It’s not a coincidence that the Patron Saint of Scotland, Saint Andrew, is also the Patron Saint of golf. Could he be the patron saint of economic impact as well?
According to a new report published by Sheffield Hallam University’s Sport Industry Research Centre (SIRC) and highlighted by The Herald, golf was worth an astonishing £4.3 billion ($6 billion) to Great Britain in 2014. It accounted for 14 percent of all consumer spending on sports activities, and generated £990 million ($1.4 billion in taxes for the government in a single calendar year. Golf equipment and clothing alone accounted for £939 million ($1.3 billion) of consumer expenditures, and golf related tourism, events and accommodation a further £775 million ($1.1 billion).

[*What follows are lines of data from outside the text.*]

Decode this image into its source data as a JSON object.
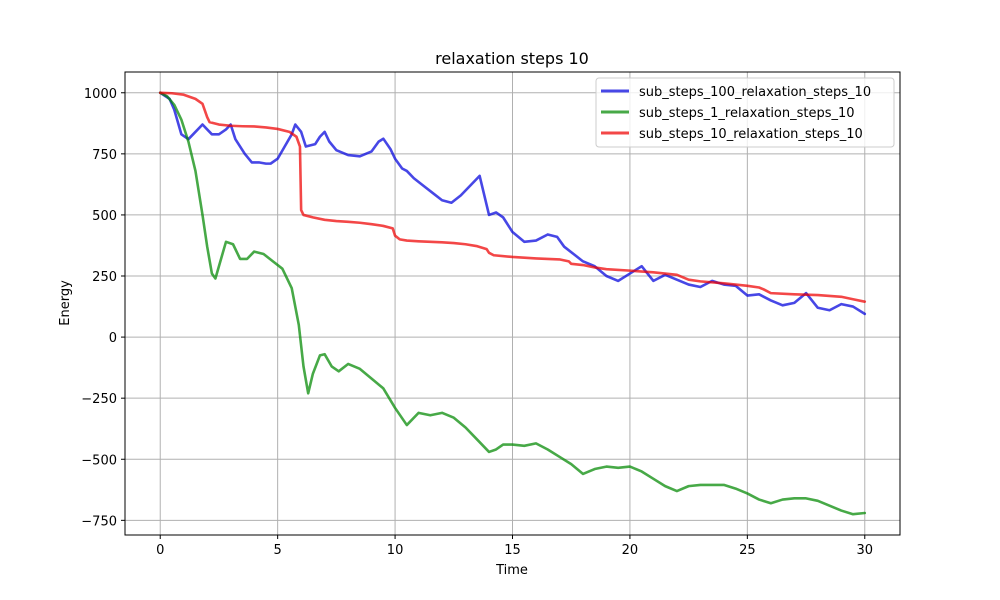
{
  "chart_data": {
    "type": "line",
    "title": "relaxation steps 10",
    "xlabel": "Time",
    "ylabel": "Energy",
    "xlim": [
      -1.5,
      31.5
    ],
    "ylim": [
      -810,
      1085
    ],
    "xticks": [
      0,
      5,
      10,
      15,
      20,
      25,
      30
    ],
    "yticks": [
      -750,
      -500,
      -250,
      0,
      250,
      500,
      750,
      1000
    ],
    "grid": true,
    "legend_position": "top-right",
    "series": [
      {
        "name": "sub_steps_100_relaxation_steps_10",
        "color": "#0000dd",
        "x": [
          0,
          0.4,
          0.6,
          0.9,
          1.2,
          1.4,
          1.8,
          2.0,
          2.2,
          2.5,
          2.8,
          3.0,
          3.2,
          3.6,
          3.9,
          4.2,
          4.5,
          4.7,
          5.0,
          5.3,
          5.6,
          5.75,
          6.0,
          6.2,
          6.6,
          6.8,
          7.0,
          7.2,
          7.5,
          8.0,
          8.5,
          9.0,
          9.3,
          9.5,
          9.8,
          10.0,
          10.3,
          10.5,
          10.8,
          11.2,
          11.6,
          12.0,
          12.4,
          12.8,
          13.2,
          13.6,
          14.0,
          14.3,
          14.6,
          15.0,
          15.5,
          16.0,
          16.5,
          16.9,
          17.2,
          17.6,
          18.0,
          18.5,
          19.0,
          19.5,
          20.0,
          20.5,
          21.0,
          21.5,
          22.0,
          22.5,
          23.0,
          23.5,
          24.0,
          24.5,
          25.0,
          25.5,
          26.0,
          26.5,
          27.0,
          27.5,
          28.0,
          28.5,
          29.0,
          29.5,
          30.0
        ],
        "y": [
          1000,
          975,
          930,
          830,
          810,
          830,
          870,
          850,
          830,
          830,
          850,
          870,
          810,
          750,
          715,
          715,
          710,
          710,
          730,
          780,
          830,
          870,
          840,
          780,
          790,
          820,
          840,
          800,
          765,
          745,
          740,
          760,
          800,
          812,
          770,
          730,
          690,
          680,
          650,
          620,
          590,
          560,
          550,
          580,
          620,
          660,
          500,
          510,
          490,
          430,
          390,
          395,
          420,
          410,
          370,
          340,
          310,
          290,
          250,
          230,
          260,
          290,
          230,
          255,
          235,
          215,
          205,
          230,
          215,
          210,
          170,
          175,
          150,
          130,
          140,
          180,
          120,
          110,
          135,
          125,
          95
        ]
      },
      {
        "name": "sub_steps_1_relaxation_steps_10",
        "color": "#008800",
        "x": [
          0,
          0.3,
          0.6,
          0.9,
          1.2,
          1.5,
          1.8,
          2.0,
          2.2,
          2.35,
          2.5,
          2.8,
          3.1,
          3.4,
          3.7,
          4.0,
          4.4,
          4.8,
          5.2,
          5.6,
          5.9,
          6.1,
          6.3,
          6.5,
          6.8,
          7.0,
          7.3,
          7.6,
          8.0,
          8.5,
          9.0,
          9.5,
          10.0,
          10.5,
          11.0,
          11.5,
          12.0,
          12.5,
          13.0,
          13.5,
          14.0,
          14.3,
          14.6,
          15.0,
          15.5,
          16.0,
          16.5,
          17.0,
          17.5,
          18.0,
          18.5,
          19.0,
          19.5,
          20.0,
          20.5,
          21.0,
          21.5,
          22.0,
          22.5,
          23.0,
          23.5,
          24.0,
          24.5,
          25.0,
          25.5,
          26.0,
          26.5,
          27.0,
          27.5,
          28.0,
          28.5,
          29.0,
          29.5,
          30.0
        ],
        "y": [
          1000,
          985,
          950,
          890,
          800,
          680,
          500,
          370,
          260,
          240,
          290,
          390,
          380,
          320,
          320,
          350,
          340,
          310,
          280,
          200,
          50,
          -120,
          -230,
          -150,
          -75,
          -70,
          -120,
          -140,
          -110,
          -130,
          -170,
          -210,
          -290,
          -360,
          -310,
          -320,
          -310,
          -330,
          -370,
          -420,
          -470,
          -460,
          -440,
          -440,
          -445,
          -435,
          -460,
          -490,
          -520,
          -560,
          -540,
          -530,
          -535,
          -530,
          -550,
          -580,
          -610,
          -630,
          -610,
          -605,
          -605,
          -605,
          -620,
          -640,
          -665,
          -680,
          -665,
          -660,
          -660,
          -670,
          -690,
          -710,
          -725,
          -720
        ]
      },
      {
        "name": "sub_steps_10_relaxation_steps_10",
        "color": "#ee0000",
        "x": [
          0,
          0.5,
          1.0,
          1.5,
          1.8,
          2.0,
          2.1,
          2.5,
          3.0,
          3.5,
          4.0,
          4.5,
          5.0,
          5.5,
          5.8,
          5.95,
          6.0,
          6.1,
          6.5,
          7.0,
          7.5,
          8.0,
          8.5,
          9.0,
          9.5,
          9.9,
          10.0,
          10.2,
          10.5,
          11.0,
          11.5,
          12.0,
          12.5,
          13.0,
          13.5,
          13.9,
          14.0,
          14.2,
          15.0,
          16.0,
          17.0,
          17.4,
          17.5,
          18.0,
          18.5,
          19.0,
          20.0,
          21.0,
          22.0,
          22.5,
          23.0,
          24.0,
          25.0,
          25.5,
          25.7,
          26.0,
          27.0,
          28.0,
          29.0,
          29.5,
          30.0
        ],
        "y": [
          1000,
          998,
          992,
          975,
          955,
          900,
          880,
          870,
          865,
          863,
          862,
          858,
          852,
          840,
          820,
          780,
          520,
          500,
          490,
          480,
          475,
          472,
          468,
          462,
          455,
          445,
          415,
          400,
          395,
          392,
          390,
          388,
          385,
          380,
          372,
          360,
          345,
          335,
          328,
          322,
          318,
          310,
          300,
          295,
          285,
          278,
          272,
          265,
          255,
          235,
          228,
          220,
          210,
          203,
          195,
          180,
          175,
          172,
          165,
          155,
          145
        ]
      }
    ]
  }
}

Golf also creates robust employment in Great Britain. The industry as a whole employs 74,480 people, and one-third of them are employed directly by golf clubs in England, Wales, Scotland and Northern Ireland. Despite Scotland’s status as the birthplace of golf, a majority of these courses are located in England. The independent report was commissioned by The Royal and Ancient Golf Club of St Andrews (The R&A).

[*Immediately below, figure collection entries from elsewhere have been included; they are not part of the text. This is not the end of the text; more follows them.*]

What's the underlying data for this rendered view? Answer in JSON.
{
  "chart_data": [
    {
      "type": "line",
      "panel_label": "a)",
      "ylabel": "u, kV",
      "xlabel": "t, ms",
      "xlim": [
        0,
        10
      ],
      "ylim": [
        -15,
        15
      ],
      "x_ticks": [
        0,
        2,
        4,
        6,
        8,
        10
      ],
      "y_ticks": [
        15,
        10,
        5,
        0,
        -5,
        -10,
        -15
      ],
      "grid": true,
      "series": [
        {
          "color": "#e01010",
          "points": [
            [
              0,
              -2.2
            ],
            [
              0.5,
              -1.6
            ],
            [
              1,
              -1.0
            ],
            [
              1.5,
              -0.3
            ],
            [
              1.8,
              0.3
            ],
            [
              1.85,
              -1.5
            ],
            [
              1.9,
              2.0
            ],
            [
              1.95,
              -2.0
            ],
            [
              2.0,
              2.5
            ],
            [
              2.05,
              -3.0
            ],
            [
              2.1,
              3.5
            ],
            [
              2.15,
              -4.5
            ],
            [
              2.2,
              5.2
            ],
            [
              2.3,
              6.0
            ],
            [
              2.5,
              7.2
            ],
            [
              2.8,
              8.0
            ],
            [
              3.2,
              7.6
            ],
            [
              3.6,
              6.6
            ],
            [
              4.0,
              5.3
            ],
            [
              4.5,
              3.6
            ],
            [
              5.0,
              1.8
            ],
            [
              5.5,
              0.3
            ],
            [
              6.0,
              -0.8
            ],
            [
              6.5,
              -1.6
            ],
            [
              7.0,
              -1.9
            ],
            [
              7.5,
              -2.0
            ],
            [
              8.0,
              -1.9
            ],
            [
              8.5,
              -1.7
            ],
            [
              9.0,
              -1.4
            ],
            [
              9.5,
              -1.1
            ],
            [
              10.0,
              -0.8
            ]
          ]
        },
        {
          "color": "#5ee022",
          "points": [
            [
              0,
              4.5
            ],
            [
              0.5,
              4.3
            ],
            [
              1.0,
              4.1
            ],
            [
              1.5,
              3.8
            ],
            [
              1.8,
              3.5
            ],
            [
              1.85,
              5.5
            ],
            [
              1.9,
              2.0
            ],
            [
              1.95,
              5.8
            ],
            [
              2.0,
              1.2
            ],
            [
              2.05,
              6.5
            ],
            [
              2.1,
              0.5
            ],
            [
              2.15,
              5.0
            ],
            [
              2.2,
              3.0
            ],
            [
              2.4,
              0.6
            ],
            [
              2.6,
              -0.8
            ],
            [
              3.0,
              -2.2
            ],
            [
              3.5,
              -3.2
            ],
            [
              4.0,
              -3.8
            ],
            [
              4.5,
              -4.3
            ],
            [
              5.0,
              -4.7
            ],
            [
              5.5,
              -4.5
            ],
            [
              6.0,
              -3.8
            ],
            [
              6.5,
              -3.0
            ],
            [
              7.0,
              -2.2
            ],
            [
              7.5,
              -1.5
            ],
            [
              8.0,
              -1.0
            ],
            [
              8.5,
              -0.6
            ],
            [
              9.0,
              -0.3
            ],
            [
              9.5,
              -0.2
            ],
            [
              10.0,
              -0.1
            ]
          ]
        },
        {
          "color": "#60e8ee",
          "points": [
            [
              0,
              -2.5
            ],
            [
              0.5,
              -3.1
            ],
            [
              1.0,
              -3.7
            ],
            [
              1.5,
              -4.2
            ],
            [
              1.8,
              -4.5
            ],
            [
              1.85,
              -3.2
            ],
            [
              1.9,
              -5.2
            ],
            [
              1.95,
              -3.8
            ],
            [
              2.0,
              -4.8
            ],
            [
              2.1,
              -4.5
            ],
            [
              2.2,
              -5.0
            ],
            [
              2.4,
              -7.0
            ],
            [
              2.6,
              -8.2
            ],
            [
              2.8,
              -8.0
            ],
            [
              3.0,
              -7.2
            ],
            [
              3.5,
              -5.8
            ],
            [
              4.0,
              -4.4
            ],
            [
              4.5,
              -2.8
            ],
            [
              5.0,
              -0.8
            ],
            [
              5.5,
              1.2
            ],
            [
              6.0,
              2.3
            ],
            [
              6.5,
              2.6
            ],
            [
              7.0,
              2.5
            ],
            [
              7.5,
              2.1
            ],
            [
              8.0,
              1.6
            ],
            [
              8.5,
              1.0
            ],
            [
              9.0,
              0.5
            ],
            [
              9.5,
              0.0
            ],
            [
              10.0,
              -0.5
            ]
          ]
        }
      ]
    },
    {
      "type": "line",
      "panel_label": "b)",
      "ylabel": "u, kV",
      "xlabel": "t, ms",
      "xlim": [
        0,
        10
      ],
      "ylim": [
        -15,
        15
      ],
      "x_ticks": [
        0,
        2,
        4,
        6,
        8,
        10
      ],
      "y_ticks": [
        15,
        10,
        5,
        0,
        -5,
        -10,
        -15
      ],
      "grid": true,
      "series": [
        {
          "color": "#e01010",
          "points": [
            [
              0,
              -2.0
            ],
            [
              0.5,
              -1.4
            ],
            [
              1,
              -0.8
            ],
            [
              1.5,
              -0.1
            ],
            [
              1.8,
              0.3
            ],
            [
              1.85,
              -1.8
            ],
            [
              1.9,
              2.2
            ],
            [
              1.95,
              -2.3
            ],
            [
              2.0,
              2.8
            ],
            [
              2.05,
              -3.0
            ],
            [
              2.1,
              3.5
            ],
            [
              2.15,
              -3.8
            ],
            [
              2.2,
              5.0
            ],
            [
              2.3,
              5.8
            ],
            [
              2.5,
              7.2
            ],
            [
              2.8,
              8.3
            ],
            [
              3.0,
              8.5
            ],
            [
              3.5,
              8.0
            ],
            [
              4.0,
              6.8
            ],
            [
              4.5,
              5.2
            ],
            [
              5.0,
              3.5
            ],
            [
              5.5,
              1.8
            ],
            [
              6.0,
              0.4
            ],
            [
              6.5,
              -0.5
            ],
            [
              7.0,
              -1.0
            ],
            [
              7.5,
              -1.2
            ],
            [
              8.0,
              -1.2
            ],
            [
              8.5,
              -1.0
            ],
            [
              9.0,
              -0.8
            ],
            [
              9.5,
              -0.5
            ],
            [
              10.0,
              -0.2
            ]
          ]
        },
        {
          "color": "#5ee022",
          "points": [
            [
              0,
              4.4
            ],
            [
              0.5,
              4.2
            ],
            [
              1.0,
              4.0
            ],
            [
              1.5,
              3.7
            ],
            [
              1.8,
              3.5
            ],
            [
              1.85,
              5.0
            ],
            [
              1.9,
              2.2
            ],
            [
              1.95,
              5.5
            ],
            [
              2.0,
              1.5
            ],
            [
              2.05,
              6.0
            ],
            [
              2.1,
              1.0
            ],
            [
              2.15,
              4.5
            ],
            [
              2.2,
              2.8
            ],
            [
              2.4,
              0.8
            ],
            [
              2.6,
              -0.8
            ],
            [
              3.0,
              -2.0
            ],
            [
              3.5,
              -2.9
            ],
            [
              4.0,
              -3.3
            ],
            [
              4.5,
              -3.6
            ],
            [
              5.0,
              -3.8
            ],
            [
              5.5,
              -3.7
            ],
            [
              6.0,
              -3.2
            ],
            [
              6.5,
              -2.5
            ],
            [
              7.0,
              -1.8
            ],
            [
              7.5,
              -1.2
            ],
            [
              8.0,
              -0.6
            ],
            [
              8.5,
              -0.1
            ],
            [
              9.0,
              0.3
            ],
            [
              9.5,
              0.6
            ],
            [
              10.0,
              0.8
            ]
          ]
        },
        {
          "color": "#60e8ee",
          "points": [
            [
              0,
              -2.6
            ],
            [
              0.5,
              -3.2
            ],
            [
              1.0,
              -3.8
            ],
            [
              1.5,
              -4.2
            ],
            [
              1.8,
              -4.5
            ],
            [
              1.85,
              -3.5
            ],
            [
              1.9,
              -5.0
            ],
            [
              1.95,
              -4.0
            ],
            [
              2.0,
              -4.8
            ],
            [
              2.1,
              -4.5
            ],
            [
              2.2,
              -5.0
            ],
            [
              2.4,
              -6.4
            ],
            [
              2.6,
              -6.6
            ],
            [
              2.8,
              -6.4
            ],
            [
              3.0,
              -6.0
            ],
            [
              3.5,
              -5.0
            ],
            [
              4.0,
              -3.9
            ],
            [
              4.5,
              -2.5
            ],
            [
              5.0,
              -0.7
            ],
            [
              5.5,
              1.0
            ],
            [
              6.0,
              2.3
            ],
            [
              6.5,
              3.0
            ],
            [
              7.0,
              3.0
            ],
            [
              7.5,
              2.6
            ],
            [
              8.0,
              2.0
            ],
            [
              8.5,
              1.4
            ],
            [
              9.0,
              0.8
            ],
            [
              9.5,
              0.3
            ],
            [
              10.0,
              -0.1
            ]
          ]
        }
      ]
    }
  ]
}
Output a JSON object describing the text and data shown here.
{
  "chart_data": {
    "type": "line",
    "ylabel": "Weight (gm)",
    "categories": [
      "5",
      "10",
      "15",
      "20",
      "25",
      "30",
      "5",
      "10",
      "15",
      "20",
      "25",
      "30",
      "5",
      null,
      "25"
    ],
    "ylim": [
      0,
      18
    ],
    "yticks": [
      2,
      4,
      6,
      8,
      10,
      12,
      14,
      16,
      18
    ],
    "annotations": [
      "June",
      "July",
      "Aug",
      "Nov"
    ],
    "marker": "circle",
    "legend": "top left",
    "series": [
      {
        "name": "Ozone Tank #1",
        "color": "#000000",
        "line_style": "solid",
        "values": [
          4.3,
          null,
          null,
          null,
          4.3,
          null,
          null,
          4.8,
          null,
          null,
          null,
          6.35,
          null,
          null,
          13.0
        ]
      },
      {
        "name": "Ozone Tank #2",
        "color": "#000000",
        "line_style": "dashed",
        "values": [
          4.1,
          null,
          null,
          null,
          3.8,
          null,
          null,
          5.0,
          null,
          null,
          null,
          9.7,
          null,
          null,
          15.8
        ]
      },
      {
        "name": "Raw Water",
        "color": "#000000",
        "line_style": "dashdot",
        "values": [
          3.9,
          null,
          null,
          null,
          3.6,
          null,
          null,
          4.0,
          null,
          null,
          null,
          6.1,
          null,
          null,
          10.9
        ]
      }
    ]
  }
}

“Golf is the first sport in the UK to evaluate its contribution to economic development in line with the government’s ‘Sporting Future’ strategy and these findings give us an important economic baseline for the golf industry against which we can measure future growth,” said Martin Slumbers, Chief Executive of The R&A. “There is plenty of room for optimism that golf can maintain and develop its position as one of the most popular sports in the UK, particularly in the year when it makes its return to the Olympic Games in Rio,” he said.

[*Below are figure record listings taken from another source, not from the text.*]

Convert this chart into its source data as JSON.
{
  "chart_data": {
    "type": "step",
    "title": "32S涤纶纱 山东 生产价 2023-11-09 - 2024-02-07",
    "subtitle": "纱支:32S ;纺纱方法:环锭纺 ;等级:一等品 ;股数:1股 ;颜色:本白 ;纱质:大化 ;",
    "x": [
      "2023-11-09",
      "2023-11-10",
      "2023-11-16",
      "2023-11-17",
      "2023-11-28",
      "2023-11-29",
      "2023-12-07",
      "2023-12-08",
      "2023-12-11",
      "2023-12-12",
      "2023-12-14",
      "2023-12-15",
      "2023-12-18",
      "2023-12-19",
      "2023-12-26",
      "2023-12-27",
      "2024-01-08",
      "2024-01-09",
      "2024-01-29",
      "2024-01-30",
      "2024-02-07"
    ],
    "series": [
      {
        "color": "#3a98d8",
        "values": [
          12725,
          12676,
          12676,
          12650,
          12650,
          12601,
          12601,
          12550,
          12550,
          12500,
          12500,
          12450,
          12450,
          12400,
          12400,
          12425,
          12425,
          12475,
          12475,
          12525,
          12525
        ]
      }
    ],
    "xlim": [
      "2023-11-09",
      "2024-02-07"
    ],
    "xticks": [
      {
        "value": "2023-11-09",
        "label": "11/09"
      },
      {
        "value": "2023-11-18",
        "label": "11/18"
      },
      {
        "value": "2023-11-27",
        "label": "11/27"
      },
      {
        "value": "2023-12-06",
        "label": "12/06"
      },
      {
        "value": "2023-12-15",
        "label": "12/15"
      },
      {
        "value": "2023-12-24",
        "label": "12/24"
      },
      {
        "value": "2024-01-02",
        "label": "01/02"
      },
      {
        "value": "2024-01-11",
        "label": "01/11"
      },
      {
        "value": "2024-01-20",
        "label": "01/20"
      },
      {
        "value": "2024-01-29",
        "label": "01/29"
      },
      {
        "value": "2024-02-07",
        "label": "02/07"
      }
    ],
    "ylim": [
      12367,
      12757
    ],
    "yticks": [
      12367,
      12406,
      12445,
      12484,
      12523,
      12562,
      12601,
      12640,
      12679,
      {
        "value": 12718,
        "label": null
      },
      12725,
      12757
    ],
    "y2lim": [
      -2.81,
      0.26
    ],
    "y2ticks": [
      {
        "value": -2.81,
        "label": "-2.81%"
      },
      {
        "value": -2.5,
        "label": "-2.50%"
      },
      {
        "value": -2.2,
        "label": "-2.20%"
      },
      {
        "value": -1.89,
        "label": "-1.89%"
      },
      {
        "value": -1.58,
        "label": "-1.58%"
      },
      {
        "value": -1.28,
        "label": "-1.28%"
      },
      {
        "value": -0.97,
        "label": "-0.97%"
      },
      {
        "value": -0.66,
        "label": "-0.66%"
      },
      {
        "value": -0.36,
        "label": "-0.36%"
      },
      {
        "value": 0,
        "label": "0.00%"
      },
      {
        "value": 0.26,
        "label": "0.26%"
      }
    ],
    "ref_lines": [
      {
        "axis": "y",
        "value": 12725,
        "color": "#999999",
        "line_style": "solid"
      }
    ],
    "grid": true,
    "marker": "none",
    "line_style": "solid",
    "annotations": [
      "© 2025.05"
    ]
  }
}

The report, which also cited the positive physiological and mental health benefits of golf, estimated that there are 1.5 million adult golfers in the UK who play at least once a week. This figure is twice as high as the regular participation rate of tennis (825,343 adults) or badminton (825,962 adults). In total, nearly four million adult golfers in the UK play at least once a year. Golf even attracts record numbers of volunteers: the study concluded that an estimated 178,000 volunteers contributed 2.1million volunteer days in 2014 alone. These volunteer days were calculated to be worth £137 million ($194 million) annually to the British economy.
The report’s findings may help bolster the golf industry in the UK, which is often at odds with environmentalists and home owners. As of 2012, there were 2,989 golf courses in Great Britain, which represents a drop from over 3,000 courses in the country in 2010.